The export ban removal has enabled the U.S. companies to reach the huge global market for light, gasoline condensate; however, the Middle East dominates the condensate supply market in the Asian region, which could be a threat for the American oil companies. Iran and Qatar jointly export around 760,000 barrels per day, and account for about half of the global condensate supply, with majority of customers in the Asian region. Moreover, importers like China, Japan and South Korea have built huge processing plants known as splitters, which turn condensate into naphtha and other petrochemical variants. These splitters managed to process up to 900,000 barrels per day of condensate oil in the Asia-Pacific region. The rising supply from the Middle East, Australia and Africa could be a serious threat for the American condensate exports in the high-margin Asian region.
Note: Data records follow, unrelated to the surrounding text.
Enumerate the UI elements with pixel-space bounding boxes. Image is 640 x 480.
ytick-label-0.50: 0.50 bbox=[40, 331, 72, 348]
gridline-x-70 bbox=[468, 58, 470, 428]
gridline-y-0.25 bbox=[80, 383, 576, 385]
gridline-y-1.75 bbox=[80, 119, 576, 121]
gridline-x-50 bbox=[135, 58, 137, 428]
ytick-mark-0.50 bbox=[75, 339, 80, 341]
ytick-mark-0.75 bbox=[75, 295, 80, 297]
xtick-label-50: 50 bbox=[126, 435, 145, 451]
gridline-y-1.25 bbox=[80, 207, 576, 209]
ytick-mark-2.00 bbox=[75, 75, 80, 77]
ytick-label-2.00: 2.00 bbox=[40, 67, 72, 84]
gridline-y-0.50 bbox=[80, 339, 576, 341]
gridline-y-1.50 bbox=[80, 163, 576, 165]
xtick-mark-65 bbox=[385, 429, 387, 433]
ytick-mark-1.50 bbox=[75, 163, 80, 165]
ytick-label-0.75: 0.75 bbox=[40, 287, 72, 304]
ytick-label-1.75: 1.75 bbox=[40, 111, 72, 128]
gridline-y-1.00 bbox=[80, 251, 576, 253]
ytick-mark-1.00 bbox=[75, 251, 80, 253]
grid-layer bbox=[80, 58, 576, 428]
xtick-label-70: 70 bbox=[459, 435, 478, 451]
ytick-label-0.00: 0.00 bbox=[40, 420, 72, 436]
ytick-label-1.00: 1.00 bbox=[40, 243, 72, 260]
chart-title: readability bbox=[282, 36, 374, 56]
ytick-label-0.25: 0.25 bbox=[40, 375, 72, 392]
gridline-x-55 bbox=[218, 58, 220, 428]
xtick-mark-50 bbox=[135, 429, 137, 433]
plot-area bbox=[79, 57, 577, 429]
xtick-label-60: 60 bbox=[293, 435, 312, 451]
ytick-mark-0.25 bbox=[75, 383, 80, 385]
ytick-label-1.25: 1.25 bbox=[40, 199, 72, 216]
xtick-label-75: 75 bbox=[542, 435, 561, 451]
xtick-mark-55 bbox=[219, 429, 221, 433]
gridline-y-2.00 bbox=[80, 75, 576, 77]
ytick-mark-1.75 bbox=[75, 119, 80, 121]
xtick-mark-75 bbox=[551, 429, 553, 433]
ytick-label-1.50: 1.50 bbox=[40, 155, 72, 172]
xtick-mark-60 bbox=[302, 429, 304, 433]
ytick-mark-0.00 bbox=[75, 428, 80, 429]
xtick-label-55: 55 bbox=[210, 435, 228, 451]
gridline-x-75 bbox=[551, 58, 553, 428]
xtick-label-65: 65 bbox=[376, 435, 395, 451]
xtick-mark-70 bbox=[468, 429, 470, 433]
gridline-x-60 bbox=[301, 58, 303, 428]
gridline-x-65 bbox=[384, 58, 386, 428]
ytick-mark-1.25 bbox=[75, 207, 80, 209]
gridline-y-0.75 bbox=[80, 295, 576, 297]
However, as the gasoline demand is rising, production from existing exporters is falling short of the demand. The increasing domestic demand is slowing down oil exports in Qatar. Moreover, the newly discovered petrochemicals in Australia are drier than before, which are unable to match the export standards. Further, the increased export sanctions on Iran have already restricted the oil and gas supply from the region. This situation could be beneficial for the American oil producers, which can fill the gap in the continuously decreasing supply in the Asian region. EPD, being the first exporter of the U.S. condensate, could take substantial benefits from the region.


The prospect of exports as well as the expansion of the pipeline will considerably enhance the revenues and operating cash flows of the partnership. EPD has allocated its capital expenditures very wisely, and the partnership's asset base is quite strong. We believe EPD will be able to grow its cash flows substantially and reward its unitholders in the shape of higher cash distributions. Furthermore, we expect the unit to continue its impressive upward movement on the back of solid growth in fundamentals.

Additional Disclosure: This article is for educational purposes only and it should not be taken as an investment recommendation. Investing in stock markets involves a number of risks and readers/investors are encouraged to do their own due diligence and familiarize themselves with the risks involved.

Disclosure: The author has no positions in any stocks mentioned, and no plans to initiate any positions within the next 72 hours. The author wrote this article themselves, and it expresses their own opinions. The author is not receiving compensation for it (other than from Seeking Alpha). The author has no business relationship with any company whose stock is mentioned in this article.